Covered: trimestrali Usa, consolazione contro il caro-petrolio

Inviato da Redazione il Ven, 21/04/2006 - 09:59
Il petrolio ha frenato ieri sulla chiusura dei mercati europei dopo aver stabilito, in giornata, nuovi record storici. Una frenata che non può che essere considerata temporanea alla luce del permanere di tutte le condizioni di tensione alla base della recente galoppata e che spingono molti esperti a vedere il petrolio presto oltre 80 dollari al barile. Meno male che sul fronte trimestrali sono arrivate ancora buone notizie. Sono proprio queste a sostenere un mercato che, altrimenti, avrebbe buoni motivi per preoccuparsi. Lo afferma Nicolò Nunziata, equity strategist del team di Jc & Associati, secondo il quale "nonostante alcune importanti variabili (materie prime, tassi a lungo termine in rialzo, tensioni con l'Iran, Nigeria) offrano motivi di allarme, i principali indici Usa stanno attaccando i massimi di periodo grazie alla earning season inaugurata lo scorso 10 aprile.

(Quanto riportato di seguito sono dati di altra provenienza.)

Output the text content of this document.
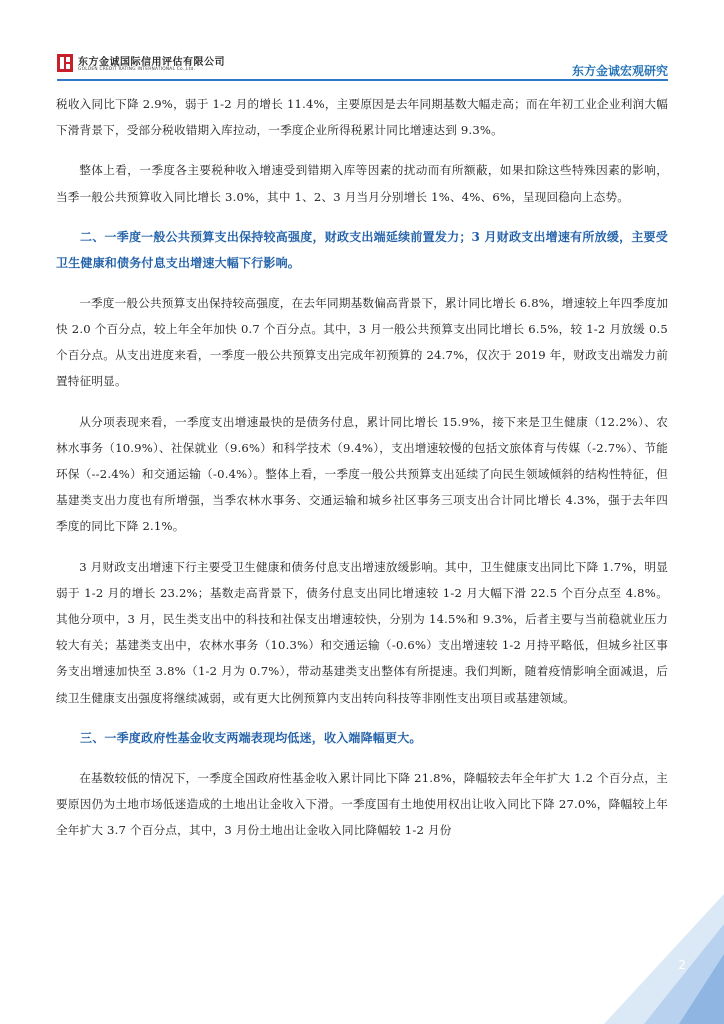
东方金诚国际信用评估有限公司
GOLDEN CREDIT RATING INTERNATIONAL Co.,Ltd.	东方金诚宏观研究

税收入同比下降 2.9%，弱于 1-2 月的增长 11.4%，主要原因是去年同期基数大幅走高；而在年初工业企业利润大幅下滑背景下，受部分税收错期入库拉动，一季度企业所得税累计同比增速达到 9.3%。

整体上看，一季度各主要税种收入增速受到错期入库等因素的扰动而有所额蔽，如果扣除这些特殊因素的影响，当季一般公共预算收入同比增长 3.0%，其中 1、2、3 月当月分别增长 1%、4%、6%，呈现回稳向上态势。

二、一季度一般公共预算支出保持较高强度，财政支出端延续前置发力；3 月财政支出增速有所放缓，主要受卫生健康和债务付息支出增速大幅下行影响。

一季度一般公共预算支出保持较高强度，在去年同期基数偏高背景下，累计同比增长 6.8%，增速较上年四季度加快 2.0 个百分点，较上年全年加快 0.7 个百分点。其中，3 月一般公共预算支出同比增长 6.5%，较 1-2 月放缓 0.5 个百分点。从支出进度来看，一季度一般公共预算支出完成年初预算的 24.7%，仅次于 2019 年，财政支出端发力前置特征明显。

从分项表现来看，一季度支出增速最快的是债务付息，累计同比增长 15.9%，接下来是卫生健康（12.2%）、农林水事务（10.9%）、社保就业（9.6%）和科学技术（9.4%），支出增速较慢的包括文旅体育与传媒（-2.7%）、节能环保（--2.4%）和交通运输（-0.4%）。整体上看，一季度一般公共预算支出延续了向民生领域倾斜的结构性特征，但基建类支出力度也有所增强，当季农林水事务、交通运输和城乡社区事务三项支出合计同比增长 4.3%，强于去年四季度的同比下降 2.1%。

3 月财政支出增速下行主要受卫生健康和债务付息支出增速放缓影响。其中，卫生健康支出同比下降 1.7%，明显弱于 1-2 月的增长 23.2%；基数走高背景下，债务付息支出同比增速较 1-2 月大幅下滑 22.5 个百分点至 4.8%。其他分项中，3 月，民生类支出中的科技和社保支出增速较快，分别为 14.5%和 9.3%，后者主要与当前稳就业压力较大有关；基建类支出中，农林水事务（10.3%）和交通运输（-0.6%）支出增速较 1-2 月持平略低，但城乡社区事务支出增速加快至 3.8%（1-2 月为 0.7%），带动基建类支出整体有所提速。我们判断，随着疫情影响全面减退，后续卫生健康支出强度将继续减弱，或有更大比例预算内支出转向科技等非刚性支出项目或基建领域。

三、一季度政府性基金收支两端表现均低迷，收入端降幅更大。

在基数较低的情况下，一季度全国政府性基金收入累计同比下降 21.8%，降幅较去年全年扩大 1.2 个百分点，主要原因仍为土地市场低迷造成的土地出让金收入下滑。一季度国有土地使用权出让收入同比下降 27.0%，降幅较上年全年扩大 3.7 个百分点，其中，3 月份土地出让金收入同比降幅较 1-2 月份

2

Finora in media - prosegue Nunziata - le società Usa hanno riportato risultati in linea o migliori delle attese". Ma questo era anche prevedibile secondo l'esperto considerando che "durante l'ultima stagione delle trimestrali del 2005, le stime erano state ribassate indiversi settori a fronte di una congiuntura economica stabile". Dunque un riequilibrio era prevedibile. A ciò si è aggiunto il "recente rialzo delle stime sulla crescita mondiale nel 2006 da parte dell'Fmi" e "alcuni segnali positivi sul fronte della tecnologia di consumo che dovrebbe sostenere nei prossimi mesi gli indici tecnologici tra l'altro meno sensibili rispetto al manifatturiero tradizionale ai costi di produzione". Scarsi gli appuntamenti macroeconomici di oggi. Solo il nostro Paese renderà nota la bilancia commerciale a marzo (il dato precedente era negativo per 2,6 miliardi di euro) e le vendite al dettaglio di febbraio (2% a gennaio). Per investire sul rialzo dell'indice S&P500 sono disponibili sul mercato, tra le altre, le call di Unicredito con strike 1.250 o 1.300 in scadenza a giugno, le call 1.350 di Goldman Sachs con scadenza a giugno o settembre e i bull certificate di Abn Amro con strike 1.045 e scadenza a giugno. Al ribasso ci si può rivolgere alle put di Unicredito con strike 1.300 e scadenza a giugno o settembre, alla put 1.275 di Deutsche Bank o 1.250 di Goldman Sachs in scadenza a dicembre oppure infine ai bear certificate di Abn Amro aventi strike 1.370 e scadenza maggio o 1.506 e scadenza giugno.